What Does the Weather Have to Be to Snow?

Snow is a form of precipitation consisting of frozen water crystals, but the conditions required for it to reach the ground are more intricate than simply a freezing temperature at the surface. The formation of snow begins high in the atmosphere, requiring a specific combination of atmospheric moisture and a sustained temperature profile from the cloud base to the ground. True snowfall depends on the successful creation of ice crystals in the cloud and their subsequent survival through all layers of air during their descent to the earth.
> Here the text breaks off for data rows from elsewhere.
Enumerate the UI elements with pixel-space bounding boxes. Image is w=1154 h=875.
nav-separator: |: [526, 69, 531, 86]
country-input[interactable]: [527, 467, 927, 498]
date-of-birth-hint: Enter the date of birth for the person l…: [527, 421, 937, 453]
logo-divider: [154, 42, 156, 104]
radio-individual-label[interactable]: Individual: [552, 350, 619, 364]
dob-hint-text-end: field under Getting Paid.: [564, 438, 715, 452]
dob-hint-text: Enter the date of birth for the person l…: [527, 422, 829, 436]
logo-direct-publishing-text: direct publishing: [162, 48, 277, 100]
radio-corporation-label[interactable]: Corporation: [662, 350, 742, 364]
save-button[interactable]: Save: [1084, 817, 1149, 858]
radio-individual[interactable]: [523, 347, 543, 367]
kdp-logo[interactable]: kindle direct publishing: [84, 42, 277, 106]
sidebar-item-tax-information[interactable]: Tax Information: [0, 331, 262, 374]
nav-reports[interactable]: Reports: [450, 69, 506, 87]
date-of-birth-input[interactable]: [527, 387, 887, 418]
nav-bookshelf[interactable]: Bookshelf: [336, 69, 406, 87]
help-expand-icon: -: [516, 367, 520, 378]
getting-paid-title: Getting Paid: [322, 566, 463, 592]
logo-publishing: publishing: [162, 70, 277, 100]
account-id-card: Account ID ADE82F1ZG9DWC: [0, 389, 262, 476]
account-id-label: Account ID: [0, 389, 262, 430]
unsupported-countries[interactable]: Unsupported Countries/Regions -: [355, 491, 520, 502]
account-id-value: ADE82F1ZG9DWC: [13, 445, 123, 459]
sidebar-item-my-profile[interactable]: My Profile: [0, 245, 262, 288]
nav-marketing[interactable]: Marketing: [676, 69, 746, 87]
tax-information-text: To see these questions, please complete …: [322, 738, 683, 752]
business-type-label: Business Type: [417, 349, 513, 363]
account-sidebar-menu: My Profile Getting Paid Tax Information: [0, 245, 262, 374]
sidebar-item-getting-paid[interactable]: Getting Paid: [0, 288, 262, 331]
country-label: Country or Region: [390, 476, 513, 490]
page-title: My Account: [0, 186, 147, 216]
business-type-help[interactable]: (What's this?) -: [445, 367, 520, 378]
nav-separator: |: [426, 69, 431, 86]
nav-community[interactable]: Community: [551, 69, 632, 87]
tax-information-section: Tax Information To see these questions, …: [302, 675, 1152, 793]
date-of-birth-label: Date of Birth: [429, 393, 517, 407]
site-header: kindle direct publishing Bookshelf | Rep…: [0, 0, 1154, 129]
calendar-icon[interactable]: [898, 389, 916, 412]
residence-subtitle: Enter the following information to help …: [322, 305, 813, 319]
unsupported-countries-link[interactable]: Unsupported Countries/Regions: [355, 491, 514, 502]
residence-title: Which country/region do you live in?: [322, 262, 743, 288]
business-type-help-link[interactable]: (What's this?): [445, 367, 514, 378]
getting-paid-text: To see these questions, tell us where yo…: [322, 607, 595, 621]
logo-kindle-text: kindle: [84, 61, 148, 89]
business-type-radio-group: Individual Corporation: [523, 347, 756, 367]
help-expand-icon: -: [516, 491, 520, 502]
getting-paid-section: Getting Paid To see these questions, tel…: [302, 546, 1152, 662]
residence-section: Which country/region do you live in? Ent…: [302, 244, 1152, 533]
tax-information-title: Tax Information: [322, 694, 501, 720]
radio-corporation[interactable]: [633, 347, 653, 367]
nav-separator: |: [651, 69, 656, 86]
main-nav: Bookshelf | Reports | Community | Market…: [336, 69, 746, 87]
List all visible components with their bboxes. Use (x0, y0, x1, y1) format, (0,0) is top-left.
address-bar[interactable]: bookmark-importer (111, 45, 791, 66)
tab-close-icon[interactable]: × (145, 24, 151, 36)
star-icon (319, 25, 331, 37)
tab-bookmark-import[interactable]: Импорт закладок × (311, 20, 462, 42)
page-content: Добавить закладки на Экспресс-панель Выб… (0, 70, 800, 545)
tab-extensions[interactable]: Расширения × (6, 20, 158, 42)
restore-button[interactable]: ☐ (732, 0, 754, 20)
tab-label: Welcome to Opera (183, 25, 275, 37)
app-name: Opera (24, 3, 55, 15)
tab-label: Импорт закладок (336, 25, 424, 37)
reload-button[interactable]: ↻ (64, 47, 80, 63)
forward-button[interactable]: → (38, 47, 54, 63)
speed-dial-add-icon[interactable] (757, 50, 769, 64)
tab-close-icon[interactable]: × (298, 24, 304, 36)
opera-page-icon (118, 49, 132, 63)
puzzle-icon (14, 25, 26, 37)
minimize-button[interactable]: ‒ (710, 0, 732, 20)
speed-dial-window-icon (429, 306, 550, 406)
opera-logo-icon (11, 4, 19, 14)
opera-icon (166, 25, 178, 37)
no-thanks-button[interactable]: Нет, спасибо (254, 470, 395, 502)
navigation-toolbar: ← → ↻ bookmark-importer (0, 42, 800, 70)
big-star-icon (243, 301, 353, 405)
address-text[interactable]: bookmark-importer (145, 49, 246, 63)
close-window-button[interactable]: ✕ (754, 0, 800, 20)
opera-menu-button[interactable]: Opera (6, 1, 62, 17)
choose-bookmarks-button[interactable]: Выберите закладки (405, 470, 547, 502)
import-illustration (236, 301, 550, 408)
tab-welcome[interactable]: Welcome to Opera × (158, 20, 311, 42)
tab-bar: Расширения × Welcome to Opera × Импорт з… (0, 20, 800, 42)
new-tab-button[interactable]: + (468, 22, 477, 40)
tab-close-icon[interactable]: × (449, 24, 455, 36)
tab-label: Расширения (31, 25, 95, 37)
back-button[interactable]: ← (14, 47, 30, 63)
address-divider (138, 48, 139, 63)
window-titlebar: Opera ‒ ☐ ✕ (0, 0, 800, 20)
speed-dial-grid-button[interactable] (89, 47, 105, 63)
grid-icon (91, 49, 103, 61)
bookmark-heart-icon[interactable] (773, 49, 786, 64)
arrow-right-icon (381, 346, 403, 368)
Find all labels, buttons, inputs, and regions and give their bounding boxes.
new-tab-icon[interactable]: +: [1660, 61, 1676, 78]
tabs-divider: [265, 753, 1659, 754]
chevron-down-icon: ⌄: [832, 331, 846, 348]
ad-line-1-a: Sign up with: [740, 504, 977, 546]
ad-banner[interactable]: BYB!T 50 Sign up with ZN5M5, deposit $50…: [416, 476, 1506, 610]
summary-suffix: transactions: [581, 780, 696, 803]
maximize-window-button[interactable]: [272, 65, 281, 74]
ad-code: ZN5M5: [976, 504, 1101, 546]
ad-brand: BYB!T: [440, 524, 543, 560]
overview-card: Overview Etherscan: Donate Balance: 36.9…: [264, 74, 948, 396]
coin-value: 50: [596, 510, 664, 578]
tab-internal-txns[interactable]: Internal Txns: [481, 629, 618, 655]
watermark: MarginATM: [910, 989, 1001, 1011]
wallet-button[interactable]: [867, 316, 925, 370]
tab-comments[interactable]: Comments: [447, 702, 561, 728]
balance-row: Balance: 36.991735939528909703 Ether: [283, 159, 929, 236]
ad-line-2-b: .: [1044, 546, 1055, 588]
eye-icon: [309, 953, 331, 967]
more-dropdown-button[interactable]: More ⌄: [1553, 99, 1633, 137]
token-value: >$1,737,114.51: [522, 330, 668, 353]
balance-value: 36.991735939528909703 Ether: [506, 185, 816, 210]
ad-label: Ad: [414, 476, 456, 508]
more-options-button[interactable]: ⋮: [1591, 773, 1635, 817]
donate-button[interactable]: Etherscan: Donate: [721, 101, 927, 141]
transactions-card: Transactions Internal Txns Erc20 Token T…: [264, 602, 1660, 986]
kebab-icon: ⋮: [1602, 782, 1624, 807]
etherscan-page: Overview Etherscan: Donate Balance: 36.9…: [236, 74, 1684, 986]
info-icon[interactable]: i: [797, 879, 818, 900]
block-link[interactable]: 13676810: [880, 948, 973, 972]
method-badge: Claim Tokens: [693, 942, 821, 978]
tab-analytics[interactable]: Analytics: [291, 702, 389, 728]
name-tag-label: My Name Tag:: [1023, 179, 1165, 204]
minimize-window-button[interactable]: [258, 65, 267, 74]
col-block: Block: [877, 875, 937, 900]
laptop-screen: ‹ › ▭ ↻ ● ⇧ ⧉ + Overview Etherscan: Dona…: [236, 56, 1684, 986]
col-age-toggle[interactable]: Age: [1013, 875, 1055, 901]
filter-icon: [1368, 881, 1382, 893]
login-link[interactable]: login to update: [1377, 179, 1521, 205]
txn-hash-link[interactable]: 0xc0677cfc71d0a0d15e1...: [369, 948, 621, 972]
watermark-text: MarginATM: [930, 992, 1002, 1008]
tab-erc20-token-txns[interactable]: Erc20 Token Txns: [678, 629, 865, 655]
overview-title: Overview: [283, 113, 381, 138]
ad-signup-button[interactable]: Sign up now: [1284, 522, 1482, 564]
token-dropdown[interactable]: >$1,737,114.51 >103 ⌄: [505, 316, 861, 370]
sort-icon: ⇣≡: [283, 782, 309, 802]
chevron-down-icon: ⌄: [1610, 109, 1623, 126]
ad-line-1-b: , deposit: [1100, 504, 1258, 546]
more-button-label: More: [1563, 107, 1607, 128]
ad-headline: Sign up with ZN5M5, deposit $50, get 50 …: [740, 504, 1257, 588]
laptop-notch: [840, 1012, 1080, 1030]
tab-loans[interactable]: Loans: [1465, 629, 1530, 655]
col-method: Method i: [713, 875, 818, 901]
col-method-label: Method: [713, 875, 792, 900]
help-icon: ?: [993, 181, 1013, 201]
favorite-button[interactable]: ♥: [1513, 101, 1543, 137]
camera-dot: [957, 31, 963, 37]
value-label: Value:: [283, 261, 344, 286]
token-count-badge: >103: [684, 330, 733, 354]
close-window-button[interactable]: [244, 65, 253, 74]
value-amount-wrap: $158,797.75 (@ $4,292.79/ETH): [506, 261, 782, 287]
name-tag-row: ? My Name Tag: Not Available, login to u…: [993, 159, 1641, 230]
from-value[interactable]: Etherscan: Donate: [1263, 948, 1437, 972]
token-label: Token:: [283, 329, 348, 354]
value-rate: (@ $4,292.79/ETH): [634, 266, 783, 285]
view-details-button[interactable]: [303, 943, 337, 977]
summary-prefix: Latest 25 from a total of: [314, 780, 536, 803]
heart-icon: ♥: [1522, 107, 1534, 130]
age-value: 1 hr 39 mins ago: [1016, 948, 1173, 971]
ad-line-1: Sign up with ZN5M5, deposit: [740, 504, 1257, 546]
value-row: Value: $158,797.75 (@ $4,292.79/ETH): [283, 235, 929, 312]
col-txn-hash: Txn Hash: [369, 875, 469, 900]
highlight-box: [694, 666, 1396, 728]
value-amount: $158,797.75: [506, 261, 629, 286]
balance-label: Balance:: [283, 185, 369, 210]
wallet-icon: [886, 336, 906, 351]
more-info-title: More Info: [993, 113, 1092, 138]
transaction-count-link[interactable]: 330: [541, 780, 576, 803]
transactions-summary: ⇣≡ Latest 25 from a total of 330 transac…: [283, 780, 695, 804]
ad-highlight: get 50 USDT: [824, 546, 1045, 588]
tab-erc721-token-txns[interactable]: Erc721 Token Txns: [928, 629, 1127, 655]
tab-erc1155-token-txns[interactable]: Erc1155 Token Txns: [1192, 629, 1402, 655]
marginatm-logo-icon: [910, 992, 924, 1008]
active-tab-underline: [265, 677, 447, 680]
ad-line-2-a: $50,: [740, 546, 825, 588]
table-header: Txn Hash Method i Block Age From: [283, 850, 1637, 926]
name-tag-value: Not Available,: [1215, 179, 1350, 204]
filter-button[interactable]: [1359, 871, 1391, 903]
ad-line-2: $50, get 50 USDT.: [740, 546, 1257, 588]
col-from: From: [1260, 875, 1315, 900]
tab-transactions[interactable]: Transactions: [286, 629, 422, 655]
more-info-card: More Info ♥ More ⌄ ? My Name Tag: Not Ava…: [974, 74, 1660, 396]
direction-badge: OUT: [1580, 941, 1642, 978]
The Essential Ingredients for Snow Formation

The journey of a snowflake begins hundreds or thousands of feet above the ground within a cloud that contains both water vapor and liquid water droplets. For snow to form, a moist air mass must be lifted and cooled through adiabatic cooling, which causes the water vapor to become saturated. This saturation alone is not enough, as pure water droplets can remain liquid in a supercooled state at temperatures down to approximately -40°F (-40°C).

The process of forming an ice crystal requires a solid particle to serve as an anchor, known as an ice nucleus. These nuclei are microscopic airborne particles like dust, clay, or even certain bacteria that possess a structure similar enough to ice to encourage water molecules to freeze onto them. Once an initial ice crystal forms around a nucleus, it grows rapidly at the expense of the surrounding supercooled water droplets, driven by the difference in saturation vapor pressure between ice and liquid water.

The ice crystal then grows into a recognizable snowflake through two primary mechanisms: riming and aggregation. Riming occurs when the crystal collides with supercooled water droplets, which instantly freeze upon contact and adhere to the surface. Aggregation is the process where multiple ice crystals collide and stick together, often forming the large, complex snowflakes seen during heavy snowfall events. This dual growth process allows the initial ice crystal to quickly accumulate enough mass to overcome updrafts and begin its fall toward the surface.

The Critical Temperature Profile for Descent

The most common misconception about snow is that the surface air temperature must be 32°F (0°C) or below for it to fall. In reality, the temperature profile of the entire atmosphere, from the cloud to the ground, is the determining factor. Snowflakes can survive a fall even when the surface temperature is slightly above freezing, typically up to 40°F (4.5°C).

The factor that allows snow to survive the warmer air near the ground is evaporative cooling, which is highly dependent on the air’s humidity. As the snowflake falls through an above-freezing layer, it begins to melt. This phase change requires energy, which the snowflake draws from the surrounding air, thus cooling the air immediately around it.

This cooling process creates a small pocket of colder air that slows the melting, effectively insulating the snowflake as it descends. The true measure of whether snow will survive the fall is the wet-bulb temperature, which takes into account both the ambient temperature and the relative humidity. This temperature represents the lowest point to which air can be cooled by the evaporation of water.

If the wet-bulb temperature remains at or below 32°F (0°C) throughout the lower atmosphere, the air is cold and dry enough for the snowflakes to keep their integrity or only partially melt. This explains why snow can fall with a thermometer reading of 37°F (3°C) but not at 32°F (0°C) if the air is extremely humid. When the air is drier, more evaporation occurs, leading to greater cooling and a lower wet-bulb temperature, allowing snow to reach the ground intact through a shallow warm layer.

Distinguishing Snow from Other Frozen Precipitation

The type of precipitation that reaches the ground is determined by how the vertical temperature profile of the atmosphere is structured. True snow requires a temperature profile that is entirely below freezing, or one with only a very shallow, above-freezing layer near the ground. A slight variation in this profile can lead to entirely different winter precipitation.

Sleet occurs when snow falls into a deep layer of air that is above freezing, causing the snowflakes to melt completely into rain droplets. These droplets then fall through a much deeper layer of sub-freezing air near the surface, giving them enough time to refreeze into small, transparent ice pellets before hitting the ground. This requires a substantial warm layer aloft followed by a thick freezing layer near the surface.

Freezing rain is caused by a deep warm layer that completely melts the snow, followed by a very shallow layer of sub-freezing air directly at the surface. The rain droplet cools below freezing as it passes through this thin, cold layer, but it does not have enough time to freeze into a solid pellet. Instead, the supercooled liquid freezes instantly upon contact with any surface at or below 32°F (0°C), coating objects in a layer of glaze ice.